El Ministerio de Cultura es hoy, incluso, su “patrón” (así lo define Caro). “Tengo cédula. No he perdido mis derechos políticos y puedo acceder a cualquier opción que da el Estado”, asegura medio en serio, medio en broma, para justificar su decisión de firmar su primer contrato con el Estado colombiano. En él, Caro se comprometió a ser director del laboratorio de investigación-creación en Amazonas durante 2007.

Entre enero y febrero pasados, Caro dictó en Leticia talleres de diseño para jóvenes entre los doce y los veinticinco años. En la sala alterna de la galería Santa Fe, en Bogotá, Caro recorre los resultados: dibujos que ilustran al Amazonas y señalan sus problemáticas y virtudes. “Yo satanizaba. Ahora puedo criticar –dice Caro como preparándose para hablar–. A uno lo mandan en paracaídas con un botiquín obsoleto. Es un botiquín para alergias y resulta que allá necesitan uno para enfermedades tropicales.
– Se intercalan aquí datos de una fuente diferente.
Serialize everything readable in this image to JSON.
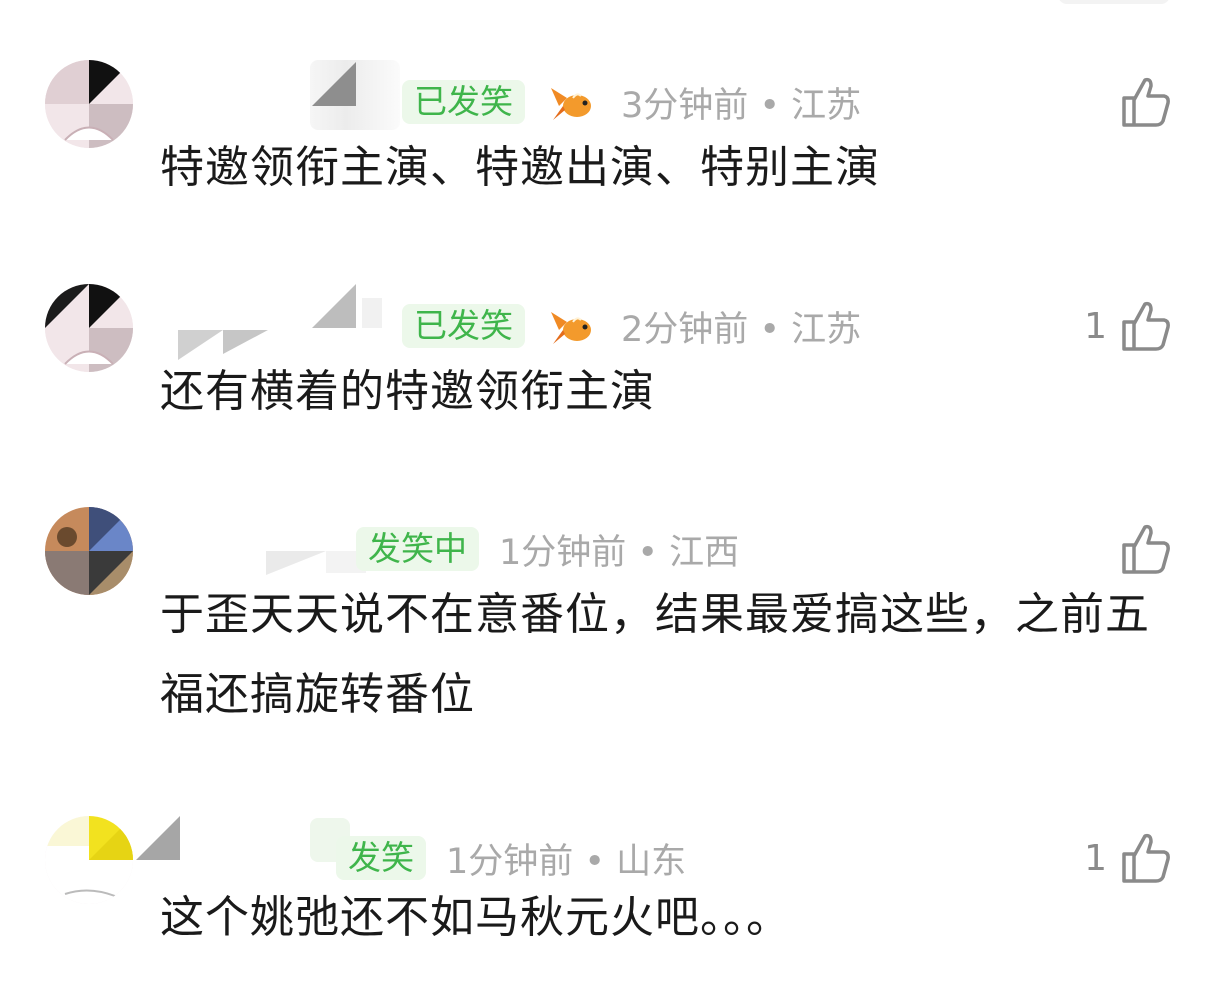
{
  "comments": [
    {
      "badge": "已发笑",
      "meta": "3分钟前 • 江苏",
      "likes": "",
      "content": "特邀领衔主演、特邀出演、特别主演"
    },
    {
      "badge": "已发笑",
      "meta": "2分钟前 • 江苏",
      "likes": "1",
      "content": "还有横着的特邀领衔主演"
    },
    {
      "badge": "发笑中",
      "meta": "1分钟前 • 江西",
      "likes": "",
      "content": "于歪天天说不在意番位，结果最爱搞这些，之前五福还搞旋转番位"
    },
    {
      "badge": "发笑",
      "meta": "1分钟前 • 山东",
      "likes": "1",
      "content": "这个姚弛还不如马秋元火吧。。。"
    }
  ],
  "colors": {
    "badge_text": "#3fb54b",
    "badge_bg": "#ecf8ea",
    "meta": "#a9a9a9",
    "content": "#1a1a1a"
  }
}
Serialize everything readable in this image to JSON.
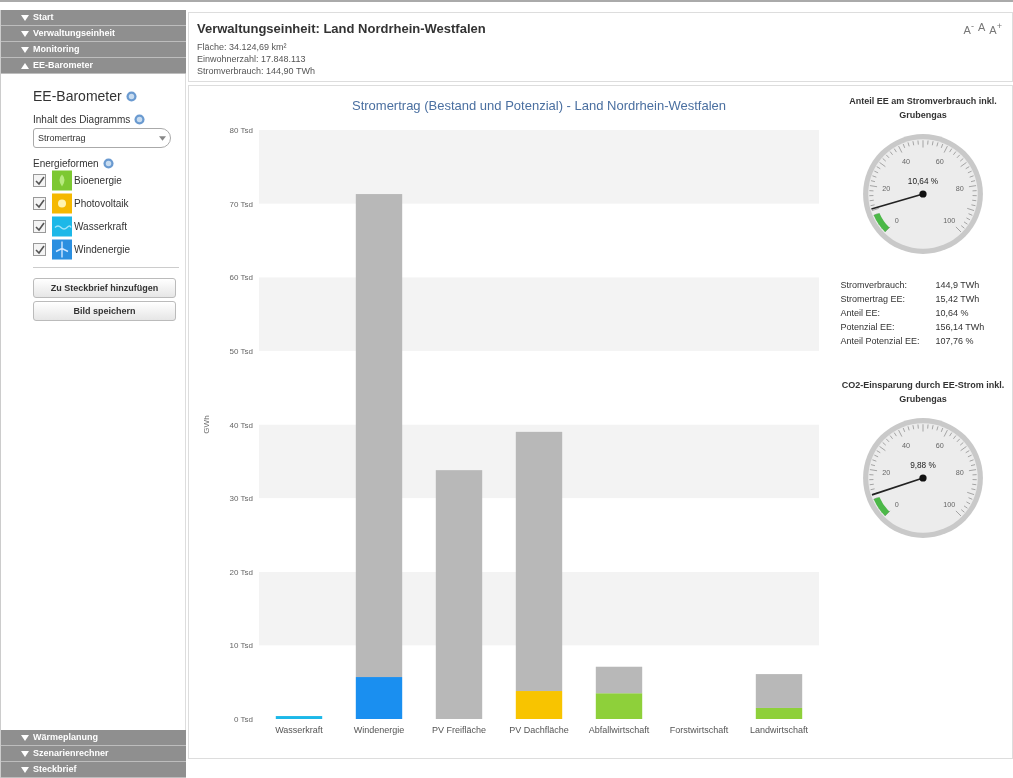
{
  "sidebar": {
    "sections_top": [
      {
        "label": "Start",
        "expanded": false
      },
      {
        "label": "Verwaltungseinheit",
        "expanded": false
      },
      {
        "label": "Monitoring",
        "expanded": false
      },
      {
        "label": "EE-Barometer",
        "expanded": true
      }
    ],
    "panel": {
      "title": "EE-Barometer",
      "content_label": "Inhalt des Diagramms",
      "content_select": "Stromertrag",
      "energy_label": "Energieformen",
      "energy_forms": [
        {
          "label": "Bioenergie",
          "checked": true,
          "color": "#7dc832",
          "kind": "leaf"
        },
        {
          "label": "Photovoltaik",
          "checked": true,
          "color": "#f5b800",
          "kind": "sun"
        },
        {
          "label": "Wasserkraft",
          "checked": true,
          "color": "#1cb8e8",
          "kind": "wave"
        },
        {
          "label": "Windenergie",
          "checked": true,
          "color": "#2b8fe0",
          "kind": "wind"
        }
      ],
      "buttons": [
        "Zu Steckbrief hinzufügen",
        "Bild speichern"
      ]
    },
    "sections_bottom": [
      {
        "label": "Wärmeplanung",
        "expanded": false
      },
      {
        "label": "Szenarienrechner",
        "expanded": false
      },
      {
        "label": "Steckbrief",
        "expanded": false
      }
    ]
  },
  "header": {
    "title": "Verwaltungseinheit: Land Nordrhein-Westfalen",
    "lines": [
      "Fläche: 34.124,69 km²",
      "Einwohnerzahl: 17.848.113",
      "Stromverbrauch: 144,90 TWh"
    ],
    "font_sizes": [
      "A$^{-}$",
      "A",
      "A$^{+}$"
    ]
  },
  "chart": {
    "chart_data": {
      "type": "bar",
      "title": "Stromertrag (Bestand und Potenzial) - Land Nordrhein-Westfalen",
      "ylabel": "GWh",
      "stacked": true,
      "categories": [
        "Wasserkraft",
        "Windenergie",
        "PV Freifläche",
        "PV Dachfläche",
        "Abfallwirtschaft",
        "Forstwirtschaft",
        "Landwirtschaft"
      ],
      "series": [
        {
          "color": "#1cb8e8",
          "values": [
            0.4,
            0,
            0,
            0,
            0,
            0,
            0
          ]
        },
        {
          "color": "#1a8ff0",
          "values": [
            0,
            5.7,
            0,
            0,
            0,
            0,
            0
          ]
        },
        {
          "color": "#f8c400",
          "values": [
            0,
            0,
            0,
            3.8,
            0,
            0,
            0
          ]
        },
        {
          "color": "#8ed03a",
          "values": [
            0,
            0,
            0,
            0,
            3.5,
            0,
            1.5
          ]
        },
        {
          "color": "#b8b8b8",
          "values": [
            0,
            65.6,
            33.8,
            35.2,
            3.6,
            0,
            4.6
          ]
        }
      ],
      "ylim": [
        0,
        80
      ],
      "yticks": [
        {
          "value": 0,
          "label": "0 Tsd"
        },
        {
          "value": 10,
          "label": "10 Tsd"
        },
        {
          "value": 20,
          "label": "20 Tsd"
        },
        {
          "value": 30,
          "label": "30 Tsd"
        },
        {
          "value": 40,
          "label": "40 Tsd"
        },
        {
          "value": 50,
          "label": "50 Tsd"
        },
        {
          "value": 60,
          "label": "60 Tsd"
        },
        {
          "value": 70,
          "label": "70 Tsd"
        },
        {
          "value": 80,
          "label": "80 Tsd"
        }
      ]
    }
  },
  "gauges": [
    {
      "title": "Anteil EE am Stromverbrauch inkl. Grubengas",
      "reading": "10,64 %",
      "level": 0.1064,
      "ticks": [
        "0",
        "20",
        "40",
        "60",
        "80",
        "100"
      ],
      "stats": [
        {
          "label": "Stromverbrauch:",
          "value": "144,9 TWh"
        },
        {
          "label": "Stromertrag EE:",
          "value": "15,42 TWh"
        },
        {
          "label": "Anteil EE:",
          "value": "10,64 %"
        },
        {
          "label": "Potenzial EE:",
          "value": "156,14 TWh"
        },
        {
          "label": "Anteil Potenzial EE:",
          "value": "107,76 %"
        }
      ]
    },
    {
      "title": "CO2-Einsparung durch EE-Strom inkl. Grubengas",
      "reading": "9,88 %",
      "level": 0.0988,
      "ticks": [
        "0",
        "20",
        "40",
        "60",
        "80",
        "100"
      ]
    }
  ]
}
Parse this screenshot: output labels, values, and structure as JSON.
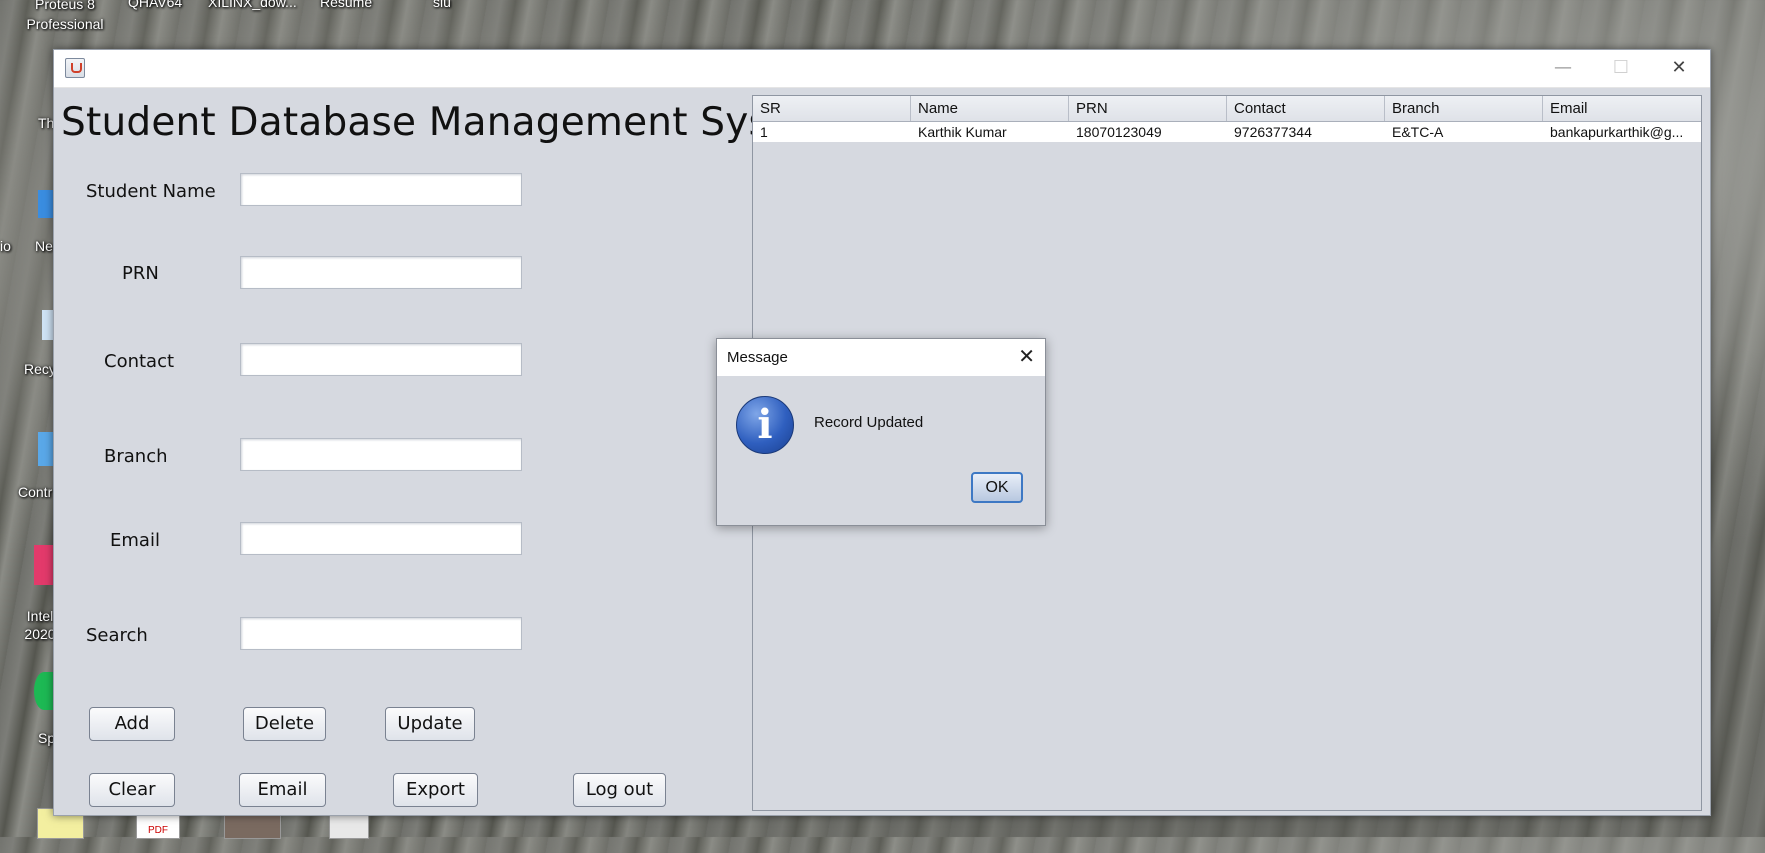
{
  "desktop": {
    "top_labels": [
      "Proteus 8 Professional",
      "QHAV64",
      "XILINX_dow...",
      "Resume",
      "siu"
    ],
    "left_labels": [
      "Th",
      "Ne",
      "Recy",
      "Contr",
      "Intel 2020",
      "Sp"
    ],
    "fragment_label": "io"
  },
  "window": {
    "title": "",
    "heading": "Student Database Management System",
    "controls": {
      "minimize": "—",
      "maximize": "☐",
      "close": "✕"
    }
  },
  "form": {
    "student_name_label": "Student Name",
    "student_name_value": "",
    "prn_label": "PRN",
    "prn_value": "",
    "contact_label": "Contact",
    "contact_value": "",
    "branch_label": "Branch",
    "branch_value": "",
    "email_label": "Email",
    "email_value": "",
    "search_label": "Search",
    "search_value": ""
  },
  "buttons": {
    "add": "Add",
    "delete": "Delete",
    "update": "Update",
    "clear": "Clear",
    "email": "Email",
    "export": "Export",
    "logout": "Log out"
  },
  "table": {
    "columns": [
      "SR",
      "Name",
      "PRN",
      "Contact",
      "Branch",
      "Email"
    ],
    "rows": [
      [
        "1",
        "Karthik Kumar",
        "18070123049",
        "9726377344",
        "E&TC-A",
        "bankapurkarthik@g..."
      ]
    ]
  },
  "dialog": {
    "title": "Message",
    "close": "✕",
    "message": "Record Updated",
    "ok": "OK",
    "icon": "i"
  },
  "taskbar": {
    "pdf_label": "PDF"
  }
}
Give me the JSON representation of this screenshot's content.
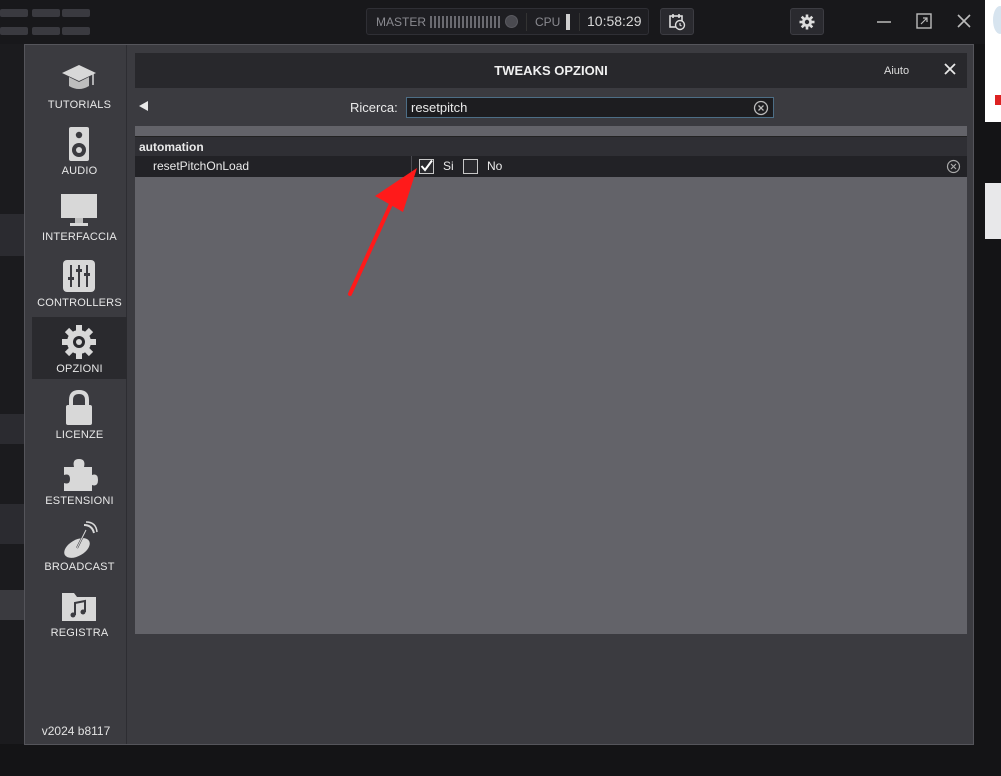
{
  "topbar": {
    "master_label": "MASTER",
    "cpu_label": "CPU",
    "time": "10:58:29",
    "icons": [
      "grid-menu-icon",
      "schedule-icon",
      "gear-icon",
      "minimize-icon",
      "maximize-icon",
      "close-icon"
    ]
  },
  "sidebar": {
    "items": [
      {
        "label": "TUTORIALS",
        "icon": "graduation-cap-icon"
      },
      {
        "label": "AUDIO",
        "icon": "speaker-icon"
      },
      {
        "label": "INTERFACCIA",
        "icon": "monitor-icon"
      },
      {
        "label": "CONTROLLERS",
        "icon": "sliders-icon"
      },
      {
        "label": "OPZIONI",
        "icon": "gear-icon",
        "active": true
      },
      {
        "label": "LICENZE",
        "icon": "lock-icon"
      },
      {
        "label": "ESTENSIONI",
        "icon": "puzzle-icon"
      },
      {
        "label": "BROADCAST",
        "icon": "satellite-dish-icon"
      },
      {
        "label": "REGISTRA",
        "icon": "music-folder-icon"
      }
    ],
    "version": "v2024 b8117"
  },
  "panel": {
    "title": "TWEAKS OPZIONI",
    "help_label": "Aiuto",
    "search": {
      "label": "Ricerca:",
      "value": "resetpitch"
    },
    "group": "automation",
    "option": {
      "name": "resetPitchOnLoad",
      "yes_label": "Si",
      "no_label": "No",
      "yes_checked": true,
      "no_checked": false
    }
  },
  "colors": {
    "accent_arrow": "#ff1a1a",
    "panel_bg": "#636369",
    "dialog_bg": "#3b3b40"
  }
}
El Ministerio no tiene una política definida para implementar la formación de artistas de regiones ‘marginales’. Está construida sobre supuestos”, agrega.

La “carencia” fue, según Caro, la principal razón por la que los diez muchachos se inscribieron en el taller. En Leticia ni siquiera hay agua potable, y la pobreza es rampante. “Uno se siente abrumado e incapaz”, dice Caro. A pesar de las frustraciones, ese y los otros talleres que ha realizado el artista a lo largo del país, desde 1990, le han cambiado la vida. “Al principio, los talleres eran un escampadero económico. Ahora son la parte más dinámica de mi actividad social, e indirectamente, la parte más activa de mi trabajo artístico”.

Su obra ‘individual’ está saliendo, como él dice, “con más despacito”. Si Caro se ha vuelto más prudente para expresar sus opiniones verbalmente, no ocurre lo mismo con sus piezas. Luchemos porque el aborto sea reconocido como un derecho para que en Colombia haya menos MALPARIDOS, se lee en un volante realizado por el artista el año pasado, cuando la Corte Constitucional decidía si aprobaba el aborto en Colombia. La obra va de mano en mano o de camiseta en camiseta, como espera Caro que ocurra con su doSIs personal.

Caro se siente querido y respetado en Colombia, aunque eso no incluye a un pedacito de Bogotá: “Si miro hacia el mainstream me puedo sentir frustrado. Me dolió que no me hubieran metido en la exposición de colombianos en la Colección Daros, en Zurich. Yo sí estoy entre los diez de mostrar. Pero me toca estar por encima del bien y del mal”. Como cree está Doris Salcedo: “Doris es la Botero del siglo XXI. Eso me da mucha rabia y mucha envidia”.

El “giro institucional” que ha experimentado el artista después de dejar atrás su viejo lema Todo está muy caro (1978) por Caro es de todos refleja su propio cambio interior: “Antes era un muchachito rebelde, ahora me siento imbricado en lo social”. Caro le tiene fe a su destino, a su “poca buena suerte”, y a sus “contadas genialidades”. Ha logrado casi todo lo que ha querido. Ahora tiene la esperanza de “exponer en un sitio elegante, que quede a muchas horas en avión”. ¿Qué tal que por allá se encuentre con Gianni Motti?